In FDIC as Receiver for AmTrust Bank v. Ark-La-Tex Financial Services, LLC d/b/a Benchmark Mortgage, Case No. 15-2470 (N.D. Ohio, June 24, 2016), Plaintiff FDIC sued Defendant mortgage broker for alleged breaches of contractual warranties and representations contained in a master broker agreement. The breaches arose during the Defendant’s brokering of six specific mortgage loans that were controlled by the master agreement. Plaintiff alleged that Defendant submitted false information to lender AmTrust Bank prior to AmTrust’s closure and subsequent FDIC receivership. Plaintiff also alleged that Defendant failed to indemnify Plaintiff for the losses.
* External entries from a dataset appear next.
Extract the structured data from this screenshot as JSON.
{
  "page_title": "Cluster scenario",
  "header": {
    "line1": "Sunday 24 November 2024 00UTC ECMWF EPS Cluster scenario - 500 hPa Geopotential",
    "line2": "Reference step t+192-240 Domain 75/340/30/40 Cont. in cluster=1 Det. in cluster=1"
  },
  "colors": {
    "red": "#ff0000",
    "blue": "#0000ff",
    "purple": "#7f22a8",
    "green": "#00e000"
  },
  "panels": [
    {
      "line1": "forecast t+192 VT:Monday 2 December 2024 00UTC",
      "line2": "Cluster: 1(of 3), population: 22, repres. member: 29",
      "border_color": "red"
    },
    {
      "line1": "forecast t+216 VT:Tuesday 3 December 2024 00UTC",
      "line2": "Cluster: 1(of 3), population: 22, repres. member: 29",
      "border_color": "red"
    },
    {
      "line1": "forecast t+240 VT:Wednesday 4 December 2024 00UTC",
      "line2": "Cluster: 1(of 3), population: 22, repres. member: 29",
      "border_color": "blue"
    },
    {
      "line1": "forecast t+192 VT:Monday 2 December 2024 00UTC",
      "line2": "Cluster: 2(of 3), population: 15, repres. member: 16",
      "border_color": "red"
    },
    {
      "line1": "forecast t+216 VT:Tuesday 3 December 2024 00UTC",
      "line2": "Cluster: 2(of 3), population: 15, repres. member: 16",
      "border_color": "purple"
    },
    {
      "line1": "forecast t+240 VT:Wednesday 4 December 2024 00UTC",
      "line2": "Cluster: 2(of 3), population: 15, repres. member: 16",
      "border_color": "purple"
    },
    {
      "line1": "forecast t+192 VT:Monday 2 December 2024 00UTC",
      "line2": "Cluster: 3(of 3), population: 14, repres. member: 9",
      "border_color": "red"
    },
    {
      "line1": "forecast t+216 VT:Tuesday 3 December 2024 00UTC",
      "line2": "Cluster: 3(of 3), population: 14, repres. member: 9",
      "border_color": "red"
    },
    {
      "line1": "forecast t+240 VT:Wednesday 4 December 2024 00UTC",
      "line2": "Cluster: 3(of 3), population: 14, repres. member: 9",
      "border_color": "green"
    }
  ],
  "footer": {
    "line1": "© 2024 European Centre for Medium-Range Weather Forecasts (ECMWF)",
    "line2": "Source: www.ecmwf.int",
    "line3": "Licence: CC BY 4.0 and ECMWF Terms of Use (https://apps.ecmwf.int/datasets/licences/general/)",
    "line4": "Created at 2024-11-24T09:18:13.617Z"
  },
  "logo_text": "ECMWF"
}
Defendant asserted that the Plaintiff’s responses to discovery requests for ESI was deficient. Plaintiff then supplemented its responses. However, Defendant continued to assert deficiencies, and counsel for the parties held a meet and confer. Plaintiff further supplemented its responses, but Defendant was still not satisfied, and filed a Motion to Compel.
As part of the Motion, Defendant sought production of documents relating to certain of AmTrust Bank’s policies and procedures as related to approval, funding, and underwriting of mortgage loans. It also sought documents relative to the decision-making process and quality control review of the loans at issue. Plaintiff objected, stating that the requests were not relevant and were “disproportionate to the needs of the case.”
The court found the documents were relevant to Defendant’s affirmative defenses. With respect to proportionality, the court noted that in the Northern District of Ohio, a party claiming undue burden must explain why the request is burdensome and propose alternatives. The court found Plaintiff’s arguments as to burden unpersuasive, including the assertions in a declaration by Plaintiff’s eDiscovery Specialist. The declaration stated that attempting to identify the documents sought would require Plaintiff to “employ an expansive set of ESI search terms” that would yield “tens of thousands” of documents from a vast library of over 1.5 billion pages. It also stated that a preliminary search for organizational charts alone yielded a return of over 5,800 documents.
The court found the declaration to be conclusory and insufficient to show that the burden of production outweighed the benefit. The court further held that Plaintiff did not make a good faith effort to search for the requested documents before determining that it would be burdensome to do so. The court ordered Plaintiff to comply with the requests and ordered attorneys’ fees in favor of Defendant.